I guess I am thinking now, right now, in this instant, as I sit at my computer at almost midnight on the Monday before I turn forty, on an evening before I will get up at 6:30 with my two little girls to give them breakfast (ponytails made while seated on stools at the counter, please finish your milk, Annika turning on the same CD over and over to hear the "Mama song," where's the backpack? where's the permission slip? downstairs with my splashing cup of coffee to put Lily on the bus), that what needs to happen for me to meet forty with any sense of equanimity, is for me to tell myself, and to believe it, that the story is not yet written, that what matters is to keep writing it, that often the best writing happens when you don't know just exactly what you are going to say.

So here I go, with forty in mind. Let me keep writing. I must.

6 comments:

Liza said...

Oh Amy. Happy birthday. A milestone of course, but once you are over it there's always another one rising ahead. So I'll tell you this right now. Forty is OK, fifty is too. Just keep digging into your soul, and the pieces of the story will percolate up, surprising and delighting you. Remain open to them, and no matter what birthday arrives, you'll find you'll continue to grow.

Christie said...

I got the Glee reference! As far as Im concerned, it's the best worst-written show on TV (don't get me started on my love/hate relationship with it.)

Anyway, I agree with you that life is meant to be constantly written. And the ending is far from set in stone.

Happy Birthday (a few days in advance)! May it be a happy and festive one.

Run Past Toad said...

Happy 40 Amy.

Glee, I hate to love it.

Great blog.

sheila said...

This is soooo wonderful Amy! I was hoping that you would write about turning 40, and here it is. And I'm taking in what you're saying, most of which is also true for someone turning 63 1/2 tomorrow.

I get the "Glee" reference too, even though we've given up on it.

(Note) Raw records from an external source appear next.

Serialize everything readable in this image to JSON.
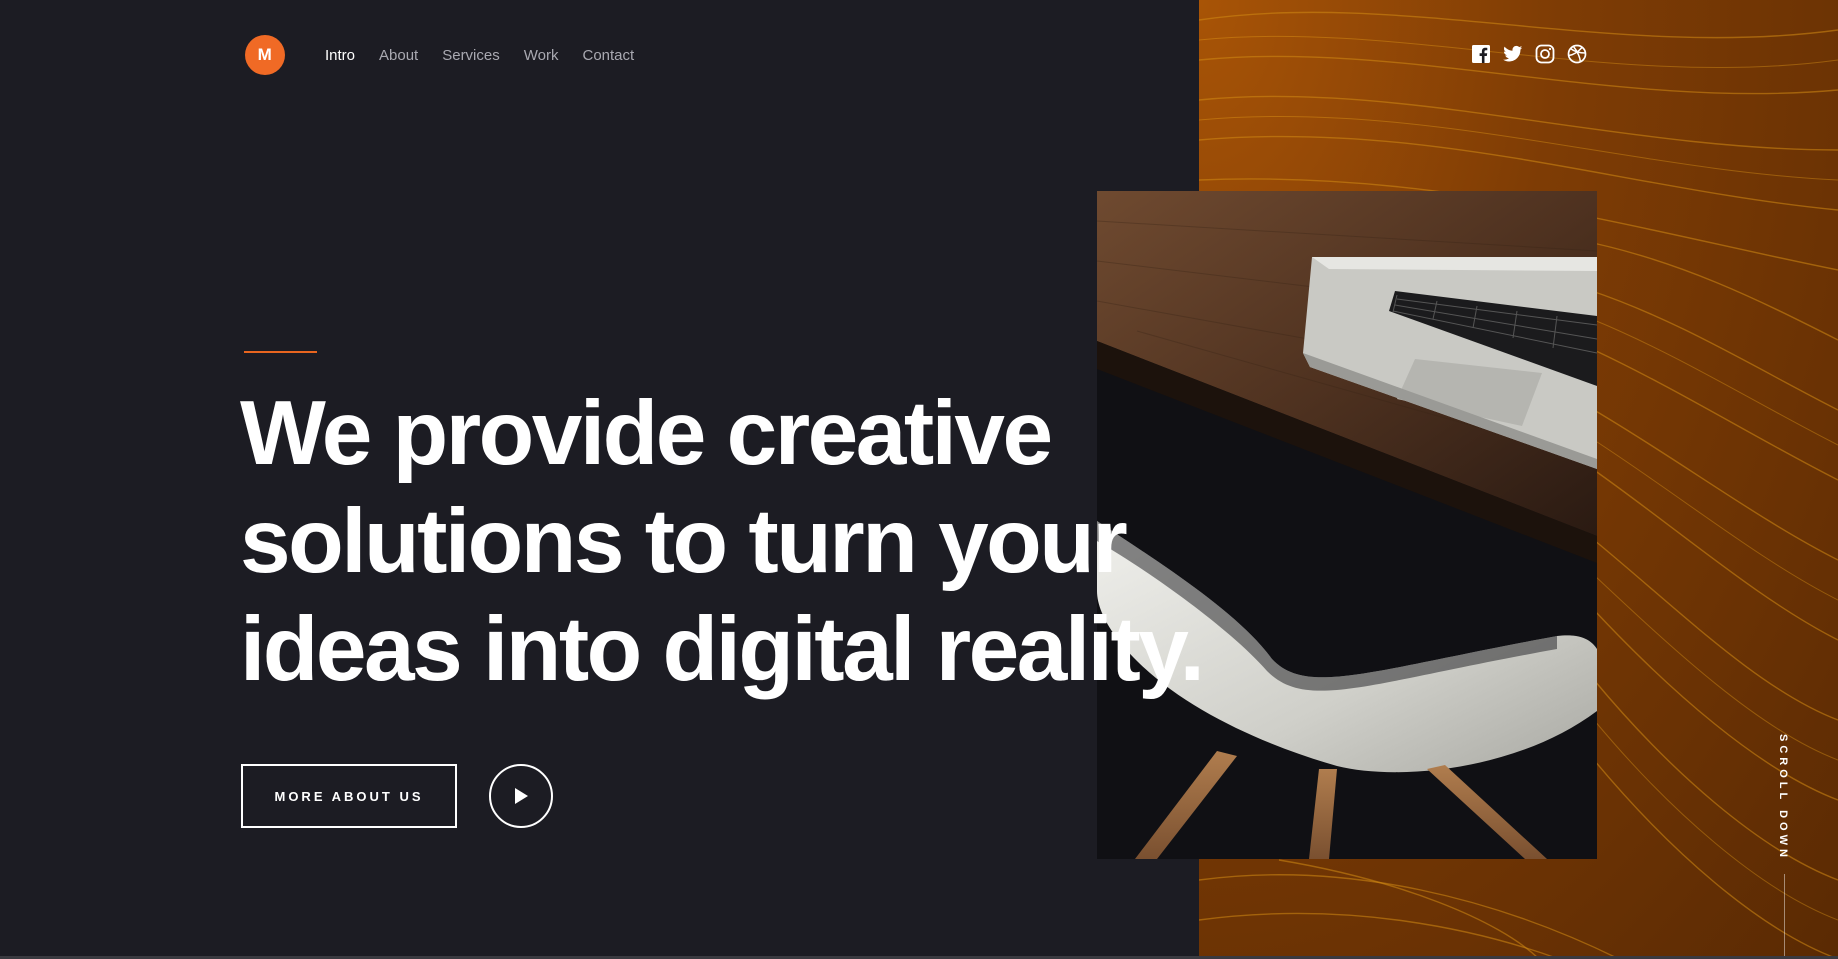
{
  "brand": {
    "logo_letter": "M",
    "accent_color": "#f06a25"
  },
  "nav": {
    "items": [
      {
        "label": "Intro",
        "active": true
      },
      {
        "label": "About",
        "active": false
      },
      {
        "label": "Services",
        "active": false
      },
      {
        "label": "Work",
        "active": false
      },
      {
        "label": "Contact",
        "active": false
      }
    ]
  },
  "social": {
    "icons": [
      "facebook-icon",
      "twitter-icon",
      "instagram-icon",
      "dribbble-icon"
    ]
  },
  "hero": {
    "headline_lines": [
      "We provide creative",
      "solutions to turn your",
      "ideas into digital reality."
    ],
    "primary_button": "MORE ABOUT US",
    "play_button_icon": "play-icon"
  },
  "scroll_hint": "SCROLL DOWN",
  "colors": {
    "background": "#1c1c23",
    "panel": "#7e3c05",
    "text": "#ffffff",
    "nav_inactive": "#a9a9b1"
  }
}
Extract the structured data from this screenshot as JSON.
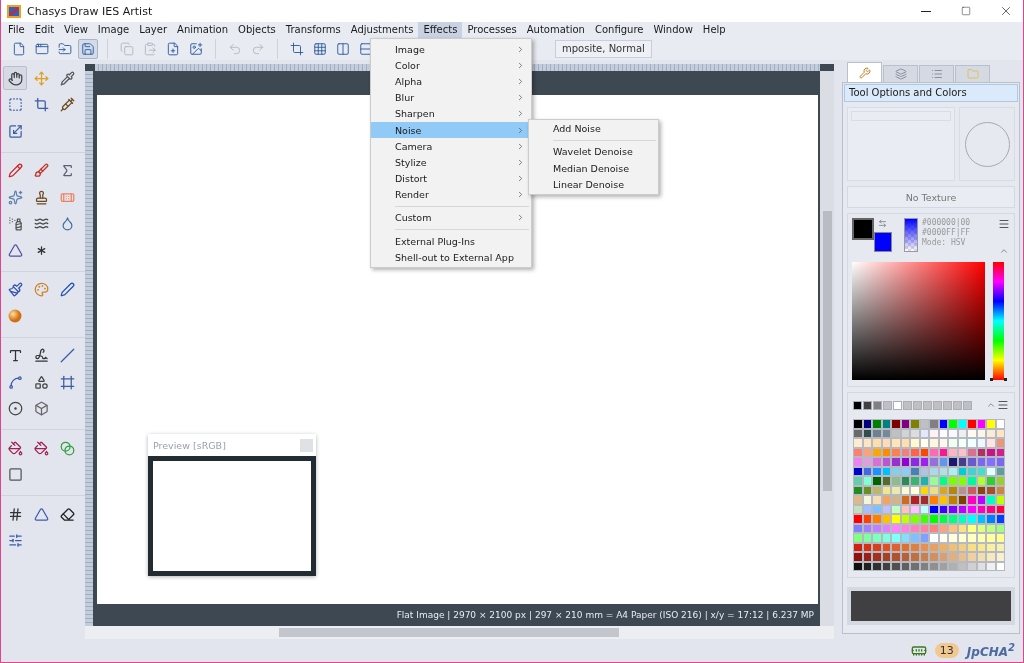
{
  "window": {
    "title": "Chasys Draw IES Artist"
  },
  "menu_bar": [
    {
      "label": "File",
      "selected": false
    },
    {
      "label": "Edit",
      "selected": false
    },
    {
      "label": "View",
      "selected": false
    },
    {
      "label": "Image",
      "selected": false
    },
    {
      "label": "Layer",
      "selected": false
    },
    {
      "label": "Animation",
      "selected": false
    },
    {
      "label": "Objects",
      "selected": false
    },
    {
      "label": "Transforms",
      "selected": false
    },
    {
      "label": "Adjustments",
      "selected": false
    },
    {
      "label": "Effects",
      "selected": true
    },
    {
      "label": "Processes",
      "selected": false
    },
    {
      "label": "Automation",
      "selected": false
    },
    {
      "label": "Configure",
      "selected": false
    },
    {
      "label": "Window",
      "selected": false
    },
    {
      "label": "Help",
      "selected": false
    }
  ],
  "toolbar": {
    "groups": [
      [
        {
          "kind": "new",
          "selected": false,
          "disabled": false
        },
        {
          "kind": "window",
          "selected": false,
          "disabled": false
        },
        {
          "kind": "open",
          "selected": false,
          "disabled": false
        },
        {
          "kind": "save",
          "selected": true,
          "disabled": false
        }
      ],
      [
        {
          "kind": "copy",
          "selected": false,
          "disabled": true
        },
        {
          "kind": "paste",
          "selected": false,
          "disabled": true
        },
        {
          "kind": "add-layer",
          "selected": false,
          "disabled": false
        },
        {
          "kind": "add-image",
          "selected": false,
          "disabled": false
        }
      ],
      [
        {
          "kind": "undo",
          "selected": false,
          "disabled": true
        },
        {
          "kind": "redo",
          "selected": false,
          "disabled": true
        }
      ],
      [
        {
          "kind": "crop",
          "selected": false,
          "disabled": false
        },
        {
          "kind": "grid",
          "selected": false,
          "disabled": false
        },
        {
          "kind": "columns",
          "selected": false,
          "disabled": false
        },
        {
          "kind": "rows",
          "selected": false,
          "disabled": false
        }
      ]
    ],
    "layer_mode": "mposite, Normal"
  },
  "effects_menu": {
    "groups": [
      [
        {
          "label": "Image",
          "submenu": true,
          "selected": false
        },
        {
          "label": "Color",
          "submenu": true,
          "selected": false
        },
        {
          "label": "Alpha",
          "submenu": true,
          "selected": false
        },
        {
          "label": "Blur",
          "submenu": true,
          "selected": false
        },
        {
          "label": "Sharpen",
          "submenu": true,
          "selected": false
        },
        {
          "label": "Noise",
          "submenu": true,
          "selected": true
        },
        {
          "label": "Camera",
          "submenu": true,
          "selected": false
        },
        {
          "label": "Stylize",
          "submenu": true,
          "selected": false
        },
        {
          "label": "Distort",
          "submenu": true,
          "selected": false
        },
        {
          "label": "Render",
          "submenu": true,
          "selected": false
        }
      ],
      [
        {
          "label": "Custom",
          "submenu": true,
          "selected": false
        }
      ],
      [
        {
          "label": "External Plug-Ins",
          "submenu": false,
          "selected": false
        },
        {
          "label": "Shell-out to External App",
          "submenu": false,
          "selected": false
        }
      ]
    ]
  },
  "noise_submenu": {
    "groups": [
      [
        "Add Noise"
      ],
      [
        "Wavelet Denoise",
        "Median Denoise",
        "Linear Denoise"
      ]
    ]
  },
  "toolbox": {
    "groups": [
      [
        {
          "kind": "hand",
          "selected": true
        },
        {
          "kind": "move",
          "selected": false
        },
        {
          "kind": "eyedropper",
          "selected": false
        },
        {
          "kind": "select",
          "selected": false
        },
        {
          "kind": "crop",
          "selected": false
        },
        {
          "kind": "syringe",
          "selected": false
        },
        {
          "kind": "scale",
          "selected": false
        }
      ],
      [
        {
          "kind": "pencil",
          "selected": false
        },
        {
          "kind": "brush",
          "selected": false
        },
        {
          "kind": "sigma",
          "selected": false
        },
        {
          "kind": "sparkles",
          "selected": false
        },
        {
          "kind": "stamp",
          "selected": false
        },
        {
          "kind": "bandage",
          "selected": false
        },
        {
          "kind": "spray",
          "selected": false
        },
        {
          "kind": "waves",
          "selected": false
        },
        {
          "kind": "drop",
          "selected": false
        },
        {
          "kind": "triangle",
          "selected": false
        },
        {
          "kind": "splat",
          "selected": false
        }
      ],
      [
        {
          "kind": "paintbrush",
          "selected": false
        },
        {
          "kind": "palette",
          "selected": false
        },
        {
          "kind": "pen",
          "selected": false
        },
        {
          "kind": "orb",
          "selected": false
        }
      ],
      [
        {
          "kind": "text",
          "selected": false
        },
        {
          "kind": "signature",
          "selected": false
        },
        {
          "kind": "line",
          "selected": false
        },
        {
          "kind": "curve",
          "selected": false
        },
        {
          "kind": "shapes",
          "selected": false
        },
        {
          "kind": "frame",
          "selected": false
        },
        {
          "kind": "ring",
          "selected": false
        },
        {
          "kind": "box",
          "selected": false
        }
      ],
      [
        {
          "kind": "bucket",
          "selected": false
        },
        {
          "kind": "bucket",
          "selected": false
        },
        {
          "kind": "gradient",
          "selected": false
        },
        {
          "kind": "shadow",
          "selected": false
        }
      ],
      [
        {
          "kind": "hash",
          "selected": false
        },
        {
          "kind": "perspective",
          "selected": false
        },
        {
          "kind": "eraser",
          "selected": false
        },
        {
          "kind": "sliders",
          "selected": false
        }
      ]
    ]
  },
  "canvas": {
    "status": "Flat Image | 2970 × 2100 px | 297 × 210 mm = A4 Paper (ISO 216) | x/y = 17:12 | 6.237 MP"
  },
  "preview": {
    "title": "Preview [sRGB]"
  },
  "right_panel": {
    "tabs": [
      {
        "kind": "tools",
        "selected": true
      },
      {
        "kind": "layers",
        "selected": false
      },
      {
        "kind": "list",
        "selected": false
      },
      {
        "kind": "folder",
        "selected": false
      }
    ],
    "title": "Tool Options and Colors",
    "texture": "No Texture",
    "swatches": [
      {
        "color": "#000000"
      },
      {
        "color": "#0000ff"
      }
    ],
    "primary_hex": "#000000|00",
    "secondary_hex": "#0000FF|FF",
    "mode": "Mode: HSV",
    "hue_slider": {
      "level": 0
    },
    "recent_colors": [
      {
        "color": "#000000"
      },
      {
        "color": "#404040"
      },
      {
        "color": "#808080"
      },
      {
        "color": "#c0c0c0"
      },
      {
        "color": "#ffffff"
      },
      {
        "color": "#c0c0c0"
      },
      {
        "color": "#c0c0c0"
      },
      {
        "color": "#c0c0c0"
      },
      {
        "color": "#c0c0c0"
      },
      {
        "color": "#c0c0c0"
      },
      {
        "color": "#c0c0c0"
      },
      {
        "color": "#c0c0c0"
      }
    ],
    "palette": [
      {
        "color": "#000000"
      },
      {
        "color": "#000080"
      },
      {
        "color": "#008000"
      },
      {
        "color": "#008080"
      },
      {
        "color": "#800000"
      },
      {
        "color": "#800080"
      },
      {
        "color": "#808000"
      },
      {
        "color": "#c0c0c0"
      },
      {
        "color": "#808080"
      },
      {
        "color": "#0000ff"
      },
      {
        "color": "#00ff00"
      },
      {
        "color": "#00ffff"
      },
      {
        "color": "#ff0000"
      },
      {
        "color": "#ff00ff"
      },
      {
        "color": "#ffff00"
      },
      {
        "color": "#ffffff"
      },
      {
        "color": "#696969"
      },
      {
        "color": "#2f4f4f"
      },
      {
        "color": "#708090"
      },
      {
        "color": "#778899"
      },
      {
        "color": "#c0c0c0"
      },
      {
        "color": "#d3d3d3"
      },
      {
        "color": "#dcdcdc"
      },
      {
        "color": "#e6e6fa"
      },
      {
        "color": "#fff0f5"
      },
      {
        "color": "#fffafa"
      },
      {
        "color": "#f8f8ff"
      },
      {
        "color": "#eeeeee"
      },
      {
        "color": "#fffaf0"
      },
      {
        "color": "#fdf5e6"
      },
      {
        "color": "#faebd7"
      },
      {
        "color": "#ffe4c4"
      },
      {
        "color": "#ffebcd"
      },
      {
        "color": "#ffe4c4"
      },
      {
        "color": "#ffdead"
      },
      {
        "color": "#ffdab9"
      },
      {
        "color": "#ffe4b5"
      },
      {
        "color": "#ffdead"
      },
      {
        "color": "#fffacd"
      },
      {
        "color": "#fffff0"
      },
      {
        "color": "#fff8dc"
      },
      {
        "color": "#fff5ee"
      },
      {
        "color": "#f0fff0"
      },
      {
        "color": "#f5fffa"
      },
      {
        "color": "#f0ffff"
      },
      {
        "color": "#f0f8ff"
      },
      {
        "color": "#ffe4e1"
      },
      {
        "color": "#e9967a"
      },
      {
        "color": "#fa8072"
      },
      {
        "color": "#ffa07a"
      },
      {
        "color": "#ffa500"
      },
      {
        "color": "#ff8c00"
      },
      {
        "color": "#ff7f50"
      },
      {
        "color": "#f08080"
      },
      {
        "color": "#ff6347"
      },
      {
        "color": "#ff4500"
      },
      {
        "color": "#ff69b4"
      },
      {
        "color": "#ff1493"
      },
      {
        "color": "#ffb6c1"
      },
      {
        "color": "#ffc0cb"
      },
      {
        "color": "#db7093"
      },
      {
        "color": "#b03060"
      },
      {
        "color": "#c71585"
      },
      {
        "color": "#d02090"
      },
      {
        "color": "#ee82ee"
      },
      {
        "color": "#dda0dd"
      },
      {
        "color": "#da70d6"
      },
      {
        "color": "#ba55d3"
      },
      {
        "color": "#9932cc"
      },
      {
        "color": "#9400d3"
      },
      {
        "color": "#8a2be2"
      },
      {
        "color": "#a020f0"
      },
      {
        "color": "#9370db"
      },
      {
        "color": "#6495ed"
      },
      {
        "color": "#191970"
      },
      {
        "color": "#483d8b"
      },
      {
        "color": "#6a5acd"
      },
      {
        "color": "#7b68ee"
      },
      {
        "color": "#8470ff"
      },
      {
        "color": "#7b68ee"
      },
      {
        "color": "#0000cd"
      },
      {
        "color": "#4169e1"
      },
      {
        "color": "#1e90ff"
      },
      {
        "color": "#00bfff"
      },
      {
        "color": "#87ceeb"
      },
      {
        "color": "#87cefa"
      },
      {
        "color": "#4682b4"
      },
      {
        "color": "#b0c4de"
      },
      {
        "color": "#add8e6"
      },
      {
        "color": "#b0e0e6"
      },
      {
        "color": "#afeeee"
      },
      {
        "color": "#00ced1"
      },
      {
        "color": "#48d1cc"
      },
      {
        "color": "#40e0d0"
      },
      {
        "color": "#e0ffff"
      },
      {
        "color": "#5f9ea0"
      },
      {
        "color": "#66cdaa"
      },
      {
        "color": "#7fffd4"
      },
      {
        "color": "#006400"
      },
      {
        "color": "#556b2f"
      },
      {
        "color": "#8fbc8f"
      },
      {
        "color": "#2e8b57"
      },
      {
        "color": "#3cb371"
      },
      {
        "color": "#20b2aa"
      },
      {
        "color": "#98fb98"
      },
      {
        "color": "#00ff7f"
      },
      {
        "color": "#7cfc00"
      },
      {
        "color": "#7fff00"
      },
      {
        "color": "#00fa9a"
      },
      {
        "color": "#adff2f"
      },
      {
        "color": "#32cd32"
      },
      {
        "color": "#9acd32"
      },
      {
        "color": "#228b22"
      },
      {
        "color": "#6b8e23"
      },
      {
        "color": "#bdb76b"
      },
      {
        "color": "#f0e68c"
      },
      {
        "color": "#eee8aa"
      },
      {
        "color": "#fafad2"
      },
      {
        "color": "#ffffe0"
      },
      {
        "color": "#ffd700"
      },
      {
        "color": "#eedd82"
      },
      {
        "color": "#daa520"
      },
      {
        "color": "#b8860b"
      },
      {
        "color": "#bc8f8f"
      },
      {
        "color": "#cd5c5c"
      },
      {
        "color": "#8b4513"
      },
      {
        "color": "#a0522d"
      },
      {
        "color": "#cd853f"
      },
      {
        "color": "#deb887"
      },
      {
        "color": "#f5f5dc"
      },
      {
        "color": "#f5deb3"
      },
      {
        "color": "#f4a460"
      },
      {
        "color": "#d2b48c"
      },
      {
        "color": "#d2691e"
      },
      {
        "color": "#b22222"
      },
      {
        "color": "#a52a2a"
      },
      {
        "color": "#ff8000"
      },
      {
        "color": "#ffc000"
      },
      {
        "color": "#c08000"
      },
      {
        "color": "#804000"
      },
      {
        "color": "#ff00c0"
      },
      {
        "color": "#c000ff"
      },
      {
        "color": "#00ffc0"
      },
      {
        "color": "#c0ff00"
      },
      {
        "color": "#c0e0c0"
      },
      {
        "color": "#a0c0ff"
      },
      {
        "color": "#80c0ff"
      },
      {
        "color": "#c0c0ff"
      },
      {
        "color": "#c0ffc0"
      },
      {
        "color": "#ffc0c0"
      },
      {
        "color": "#ffc0ff"
      },
      {
        "color": "#c0ffff"
      },
      {
        "color": "#0000ff"
      },
      {
        "color": "#4000ff"
      },
      {
        "color": "#8000ff"
      },
      {
        "color": "#c000ff"
      },
      {
        "color": "#ff00ff"
      },
      {
        "color": "#ff00c0"
      },
      {
        "color": "#ff0080"
      },
      {
        "color": "#ff0040"
      },
      {
        "color": "#ff0000"
      },
      {
        "color": "#ff4000"
      },
      {
        "color": "#ff8000"
      },
      {
        "color": "#ffc000"
      },
      {
        "color": "#ffff00"
      },
      {
        "color": "#c0ff00"
      },
      {
        "color": "#80ff00"
      },
      {
        "color": "#40ff00"
      },
      {
        "color": "#00ff00"
      },
      {
        "color": "#00ff40"
      },
      {
        "color": "#00ff80"
      },
      {
        "color": "#00ffc0"
      },
      {
        "color": "#00ffff"
      },
      {
        "color": "#00c0ff"
      },
      {
        "color": "#0080ff"
      },
      {
        "color": "#0040ff"
      },
      {
        "color": "#8080ff"
      },
      {
        "color": "#a080ff"
      },
      {
        "color": "#c080ff"
      },
      {
        "color": "#e080ff"
      },
      {
        "color": "#ff80ff"
      },
      {
        "color": "#ff80e0"
      },
      {
        "color": "#ff80c0"
      },
      {
        "color": "#ff80a0"
      },
      {
        "color": "#ff8080"
      },
      {
        "color": "#ffa080"
      },
      {
        "color": "#ffc080"
      },
      {
        "color": "#ffe080"
      },
      {
        "color": "#ffff80"
      },
      {
        "color": "#e0ff80"
      },
      {
        "color": "#c0ff80"
      },
      {
        "color": "#a0ff80"
      },
      {
        "color": "#80ff80"
      },
      {
        "color": "#80ffa0"
      },
      {
        "color": "#80ffc0"
      },
      {
        "color": "#80ffe0"
      },
      {
        "color": "#80ffff"
      },
      {
        "color": "#80e0ff"
      },
      {
        "color": "#80c0ff"
      },
      {
        "color": "#80a0ff"
      },
      {
        "color": "#ffffff"
      },
      {
        "color": "#fffff0"
      },
      {
        "color": "#ffffe0"
      },
      {
        "color": "#ffffd0"
      },
      {
        "color": "#ffffc0"
      },
      {
        "color": "#ffffb0"
      },
      {
        "color": "#ffffa0"
      },
      {
        "color": "#ffff90"
      },
      {
        "color": "#d02010"
      },
      {
        "color": "#d83010"
      },
      {
        "color": "#d84020"
      },
      {
        "color": "#e05020"
      },
      {
        "color": "#e06030"
      },
      {
        "color": "#e07030"
      },
      {
        "color": "#e08040"
      },
      {
        "color": "#e89050"
      },
      {
        "color": "#e8a060"
      },
      {
        "color": "#f0b060"
      },
      {
        "color": "#f0c070"
      },
      {
        "color": "#f0d080"
      },
      {
        "color": "#f8e080"
      },
      {
        "color": "#f8e890"
      },
      {
        "color": "#f8f0a0"
      },
      {
        "color": "#f8f0b0"
      },
      {
        "color": "#901010"
      },
      {
        "color": "#982018"
      },
      {
        "color": "#a03020"
      },
      {
        "color": "#a84028"
      },
      {
        "color": "#b05030"
      },
      {
        "color": "#b86038"
      },
      {
        "color": "#c07040"
      },
      {
        "color": "#c88050"
      },
      {
        "color": "#d09060"
      },
      {
        "color": "#d8a070"
      },
      {
        "color": "#e0b080"
      },
      {
        "color": "#e8c090"
      },
      {
        "color": "#f0d0a0"
      },
      {
        "color": "#f0e0b0"
      },
      {
        "color": "#f8e8c0"
      },
      {
        "color": "#f8f0d0"
      },
      {
        "color": "#101010"
      },
      {
        "color": "#202020"
      },
      {
        "color": "#303030"
      },
      {
        "color": "#404040"
      },
      {
        "color": "#505050"
      },
      {
        "color": "#606060"
      },
      {
        "color": "#707070"
      },
      {
        "color": "#808080"
      },
      {
        "color": "#909090"
      },
      {
        "color": "#a0a0a0"
      },
      {
        "color": "#b0b0b0"
      },
      {
        "color": "#c0c0c0"
      },
      {
        "color": "#d0d0d0"
      },
      {
        "color": "#e0e0e0"
      },
      {
        "color": "#f0f0f0"
      },
      {
        "color": "#ffffff"
      }
    ]
  },
  "status_bar": {
    "badge": "13",
    "logo": "JpCHA$^{2}$"
  }
}
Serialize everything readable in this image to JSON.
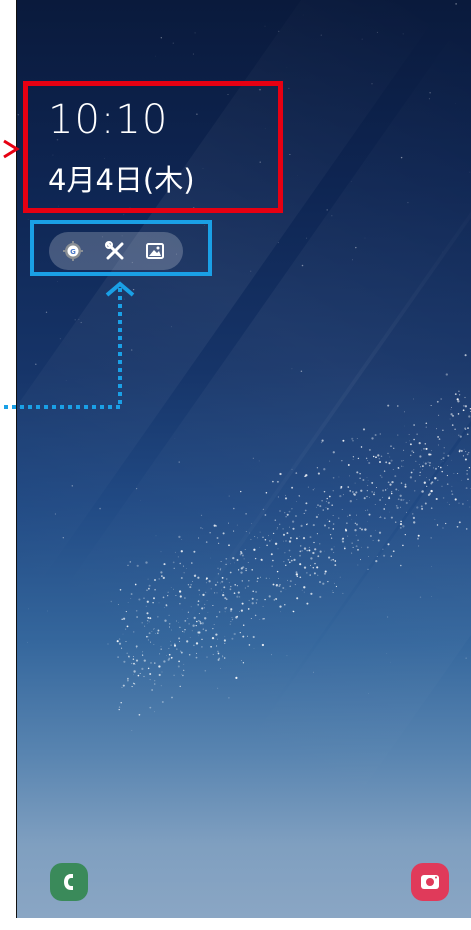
{
  "lockscreen": {
    "time": "10:10",
    "date": "4月4日(木)"
  },
  "notifications": {
    "icons": [
      "settings-google-icon",
      "tools-icon",
      "gallery-icon"
    ]
  },
  "dock": {
    "left": "phone-icon",
    "right": "camera-icon"
  },
  "colors": {
    "highlight_red": "#e60012",
    "highlight_blue": "#1aa0e6",
    "phone_icon": "#3a8a5a",
    "camera_icon": "#e03a5a"
  }
}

Happy Birthday -- and welcome to middle age!

Elizabeth Stark said...

Amy, Your writing sustains me, and like much that sustains me, I forget to make good use of it for long stretches, but it is thrilling to come back and start to breathe again. Thank you. Forty is ahead of me, but just, and I am looking forward to your documentation of the year. One thing that occurs to me (triggered by your well-wisher who welcomes you to middle age) is that, as we writers know, the middle is long and requires a lot of substance to fill it up effectively. So yes, this is a beginning, as you say, the beginning of a long middle . . .

Ub said...

I get the Glee reference because I am a self proclaimed Gleek. Then again, I'm sure I'm on the younger spectrum of your blog readers lol
Though I have known you for a shorter time than most, I think you're a remarkable woman and I'm sure you are rocking at forty and will continue to be as the next forty years pass.